“Ci sono tutta una serie di attività da iniziare da qui a breve – afferma La Valle – La cosa più importante è il dialogo, essenziale per migliorare quella che è la mobilità sullo Stretto. Tremestieri è un approdo già diventato da tempo strategico per Messina, si deve vedere se anche il porto di Reggio potrà essere alla stessa altezza”.
Per quanto riguarda il miglioramento delle banchine portuali si sta già intervenendo con cose piccolissime (illuminazione, strisce, ecc,) ma di fondamentale importanza al fine di creare un percorso sicuro per i viaggiatori. Si sta progettando, inoltre, un bando per il piano di regolatore portuale di Villa San Giovanni che interagisce e deve interagire con quello comunale, con le ferrovie e gli altri trasporti. Il porto di Villa San Giovanni, è stato più volte ribadito, deve diventare una risorsa e non un danno e Rfi e Caronte & Tourist sono essenziali in tutta la progettazione anche e soprattutto perché loro in primis rappresentano i trasporti sullo Stretto.
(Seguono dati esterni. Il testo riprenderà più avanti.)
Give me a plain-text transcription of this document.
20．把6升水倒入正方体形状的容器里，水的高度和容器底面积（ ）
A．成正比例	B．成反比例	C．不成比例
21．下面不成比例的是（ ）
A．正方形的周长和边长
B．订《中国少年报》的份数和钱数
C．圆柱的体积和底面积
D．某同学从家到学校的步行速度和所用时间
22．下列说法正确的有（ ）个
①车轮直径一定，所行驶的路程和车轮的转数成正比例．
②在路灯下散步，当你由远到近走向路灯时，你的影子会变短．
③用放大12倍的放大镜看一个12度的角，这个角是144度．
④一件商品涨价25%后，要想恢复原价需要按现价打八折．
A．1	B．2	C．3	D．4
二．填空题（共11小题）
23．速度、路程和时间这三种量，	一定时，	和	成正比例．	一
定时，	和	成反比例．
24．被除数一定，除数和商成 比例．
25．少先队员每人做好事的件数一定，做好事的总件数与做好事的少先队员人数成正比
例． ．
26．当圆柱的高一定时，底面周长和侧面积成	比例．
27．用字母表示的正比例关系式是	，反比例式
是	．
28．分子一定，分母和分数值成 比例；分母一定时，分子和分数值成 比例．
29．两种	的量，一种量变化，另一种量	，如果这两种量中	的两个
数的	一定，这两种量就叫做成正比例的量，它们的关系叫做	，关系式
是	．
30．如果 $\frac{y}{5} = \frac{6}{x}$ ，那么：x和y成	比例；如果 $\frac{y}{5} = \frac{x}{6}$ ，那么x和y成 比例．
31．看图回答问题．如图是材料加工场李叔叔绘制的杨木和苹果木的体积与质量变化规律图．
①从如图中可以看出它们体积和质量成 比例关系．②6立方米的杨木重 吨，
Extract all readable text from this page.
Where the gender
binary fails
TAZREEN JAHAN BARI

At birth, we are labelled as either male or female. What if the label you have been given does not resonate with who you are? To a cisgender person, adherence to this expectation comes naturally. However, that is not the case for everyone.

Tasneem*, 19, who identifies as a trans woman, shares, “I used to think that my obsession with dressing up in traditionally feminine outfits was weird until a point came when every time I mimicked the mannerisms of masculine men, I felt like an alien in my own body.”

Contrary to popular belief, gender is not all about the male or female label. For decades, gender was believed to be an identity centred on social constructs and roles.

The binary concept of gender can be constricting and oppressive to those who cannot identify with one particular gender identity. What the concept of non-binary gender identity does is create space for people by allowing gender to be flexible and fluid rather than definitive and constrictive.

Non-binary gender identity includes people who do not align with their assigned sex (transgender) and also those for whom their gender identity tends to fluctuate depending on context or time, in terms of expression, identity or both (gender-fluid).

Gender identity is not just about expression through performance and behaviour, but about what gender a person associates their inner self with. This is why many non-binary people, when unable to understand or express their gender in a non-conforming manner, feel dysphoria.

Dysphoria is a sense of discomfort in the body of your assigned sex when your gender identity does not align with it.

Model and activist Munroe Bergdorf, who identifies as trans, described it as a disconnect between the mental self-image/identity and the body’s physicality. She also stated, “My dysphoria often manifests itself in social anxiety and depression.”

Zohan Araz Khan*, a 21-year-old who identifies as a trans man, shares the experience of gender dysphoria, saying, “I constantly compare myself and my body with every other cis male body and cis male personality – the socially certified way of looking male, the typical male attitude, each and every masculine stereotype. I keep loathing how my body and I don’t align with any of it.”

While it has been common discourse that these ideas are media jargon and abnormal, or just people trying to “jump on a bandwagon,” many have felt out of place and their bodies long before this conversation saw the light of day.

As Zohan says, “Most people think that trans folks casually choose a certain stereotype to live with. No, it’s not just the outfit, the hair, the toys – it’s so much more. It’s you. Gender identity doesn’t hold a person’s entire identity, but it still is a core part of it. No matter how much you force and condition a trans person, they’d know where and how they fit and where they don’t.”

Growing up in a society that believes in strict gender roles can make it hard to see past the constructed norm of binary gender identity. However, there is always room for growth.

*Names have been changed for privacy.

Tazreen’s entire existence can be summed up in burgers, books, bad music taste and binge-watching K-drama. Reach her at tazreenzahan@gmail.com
“Questo incontro è importante – sottolinea Fedele – perché innanzitutto l’area dello Stretto è di grande rilevanza per noi e per l’Italia in generale. Una massa di passeggeri che quotidianamente attraversano le due sponde hanno il diritto di viaggiare nel migliore dei modi. Bisogna iniziare subito a pensare di perfezionare la ferrovia sia di Villa che di Messina; quella di Villa è una delle stazioni più importanti del Sud Italia e bisogna valutarla come deve essere valutata. Nel 2014 non è possibile che le cose ancora vadano come vanno. Bisogna rendere più sicuro il passaggio dalla nave al treno e viceversa e portare quanto più passeggeri possibili anche nell’aeroporto dello stretto,un altro fondamentale collegamento. Noi vogliamo dimostrare di lavorare in sinergia, al di là dei colori politici”.
Anche l’Assessore Bartolotta si è espresso sull’importanza del lavoro di fusione tra le idee dei principali vertici presenti all’incontro: “È fondamentale – ribadisce – riqualificare le due stazioni di Reggio e Messina soprattutto per i pendolari diversamente abili. Questa conferenza deve essere propedeutica per giungere ad un serio miglioramento dei servizi attuali. Il tavolo, che posso definire tecnico, di stamane ormai è definitivo e si spera di arrivare al più presto a soluzioni concrete”.
Insomma, da quanto è venuto fuori stamattina gli strumenti già ci sono, ma devono essere seriamente perfezionati, anche per incrementare il turismo, basilare risorsa della nostra terra.